Ao longo de todo o ano e não apenas na campanha eleitoral, lideranças ligadas ao clã distribuem cestas básicas, promovem eventos ligados ao samba e organizam campeonatos esportivos. Nas páginas nas redes sociais de influenciadores das zonas mais afastadas, foram listados motivos para que os moradores de determinado bairro votassem em Nunes e nos parlamentares de sua base.
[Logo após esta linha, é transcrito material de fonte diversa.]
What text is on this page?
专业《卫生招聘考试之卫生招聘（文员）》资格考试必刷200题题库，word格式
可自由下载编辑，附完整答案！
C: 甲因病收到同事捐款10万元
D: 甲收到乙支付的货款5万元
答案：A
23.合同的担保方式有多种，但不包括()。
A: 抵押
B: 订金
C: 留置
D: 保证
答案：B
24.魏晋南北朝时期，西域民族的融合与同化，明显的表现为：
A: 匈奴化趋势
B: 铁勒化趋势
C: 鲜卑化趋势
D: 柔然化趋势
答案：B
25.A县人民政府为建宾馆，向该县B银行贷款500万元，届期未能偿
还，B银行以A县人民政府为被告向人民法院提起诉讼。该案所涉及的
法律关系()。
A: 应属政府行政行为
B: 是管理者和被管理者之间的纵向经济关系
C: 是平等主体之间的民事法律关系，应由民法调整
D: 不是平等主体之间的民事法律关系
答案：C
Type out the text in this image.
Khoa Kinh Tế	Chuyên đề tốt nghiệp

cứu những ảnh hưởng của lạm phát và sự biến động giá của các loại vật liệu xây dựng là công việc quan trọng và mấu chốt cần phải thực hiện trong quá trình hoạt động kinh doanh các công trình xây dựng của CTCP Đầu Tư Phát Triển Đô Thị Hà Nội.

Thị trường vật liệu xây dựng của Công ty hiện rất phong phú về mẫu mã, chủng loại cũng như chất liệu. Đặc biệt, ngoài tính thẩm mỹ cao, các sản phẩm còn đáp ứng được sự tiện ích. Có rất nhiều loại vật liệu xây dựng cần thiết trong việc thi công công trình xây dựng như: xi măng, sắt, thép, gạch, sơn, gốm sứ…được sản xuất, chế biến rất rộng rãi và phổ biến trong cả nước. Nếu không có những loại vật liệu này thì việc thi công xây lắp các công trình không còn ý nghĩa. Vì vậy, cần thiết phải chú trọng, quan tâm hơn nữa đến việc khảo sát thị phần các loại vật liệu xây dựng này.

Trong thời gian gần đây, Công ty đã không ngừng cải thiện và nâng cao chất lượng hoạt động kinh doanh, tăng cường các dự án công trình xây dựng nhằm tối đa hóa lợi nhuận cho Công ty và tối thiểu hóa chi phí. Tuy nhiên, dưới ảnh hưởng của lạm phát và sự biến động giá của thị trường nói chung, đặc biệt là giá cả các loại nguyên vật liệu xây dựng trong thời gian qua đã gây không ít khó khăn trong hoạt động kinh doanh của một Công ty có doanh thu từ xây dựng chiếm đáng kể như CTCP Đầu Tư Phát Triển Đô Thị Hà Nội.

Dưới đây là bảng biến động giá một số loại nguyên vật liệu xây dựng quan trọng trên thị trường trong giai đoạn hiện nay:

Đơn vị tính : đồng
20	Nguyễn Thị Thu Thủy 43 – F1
Um exemplo é uma página de noticias do Jardim Sinhá, que fica na região do Sapopemba, Zona Leste, que entre os argumentos para apoiar a reeleição do prefeito relacionava a reforma e a inauguração de quadras, obras de contenção de enchentes, melhorias em um campo de futebol e a construção de uma UPA.
Pragmatismo
Entre líderes comunitários já há quem defenda abertamente o Centrão. Em entrevista recente ao Intercept, o ativista social Isaac Faria contou que era militante do PT, mas deixou o partido e se aproximou da família Leite por pragmatismo. Ele ganha R$ 20 mil por mês para colocar no ar um podcast em que fala da região onde mora, o “fundão” da M’Boi Mirim, e costuma fazer vídeos com drones mostrando obras da prefeitura.
Faria reiterou as informações ao jornal O Globo e disse que o programa é bancado por doações de empresários apresentados por políticos do clã. Disse ainda que se decepcionou com o PT desde a gestão Haddad e que os seus pedidos de melhorias na periferia agora são atendidos pelo governo, seja por conteúdos divulgados nas suas redes sociais, seja pelo contato com assessores do gabinete do presidente da Câmara. Fez elogios, por exemplo, a uma emenda de R$ 5 milhões do deputado estadual Alexandre Leite (União), filho do vereador, que viabilizou a construção de uma UPA.
— Pode até ter diálogo, mas não tem efetividade — afirma Faria a respeito da presença de vereadores do PT e da esquerda na região que chegou a ser conhecida como “Tattolândia”, em referência a políticos petistas da família Tatto.
Na mesma região, Jailson Silva, que criou o movimento SOS Transportes M’Boi Mirim há mais de dez anos, reclama que a atual gestão não resolveu o principal problema daquela área: a mobilidade urbana. Ele credita a isso a derrota de Nunes na Zona Eleitoral do Piraporinha, uma das poucas onde Boulos saiu vitorioso. Mas não os vereadores do Centrão: Leite conseguiu eleger Silvão e Silvinho, seus apadrinhados.
Para Silva, a esquerda perdeu força na região porque o clã Leite tem lideranças regionais atuando o tempo todo. Na pandemia, por exemplo, quando a prefeitura distribuiu cestas básicas, foram estas as lideranças que as entregaram nas mãos dos moradores.
— Essas lideranças estão aqui para as pessoas não esquecerem, e as plaquinhas também lembram o tempo todo, “fulano quem fez” — diz.
A concentração de poder rende até briga por emendas parlamentares.
— O Carlos Zarattini (deputado federal do PT), por exemplo, ia colocar uma emenda para a UPA do Vera Cruz, mas deu problema porque os Leite também queriam mandar. Aí eles entraram num acordo. Para a população, acaba sendo uma briga boa, o importante é ter o recurso — pontua Silva.
O caso ocorreu em 2021 e, no fim das contas, o deputado federal do União Brasil mandou recursos para ampliar e reformar a UPA, e o petista liberou emendas para a UBS Cidade Ipava, também na região.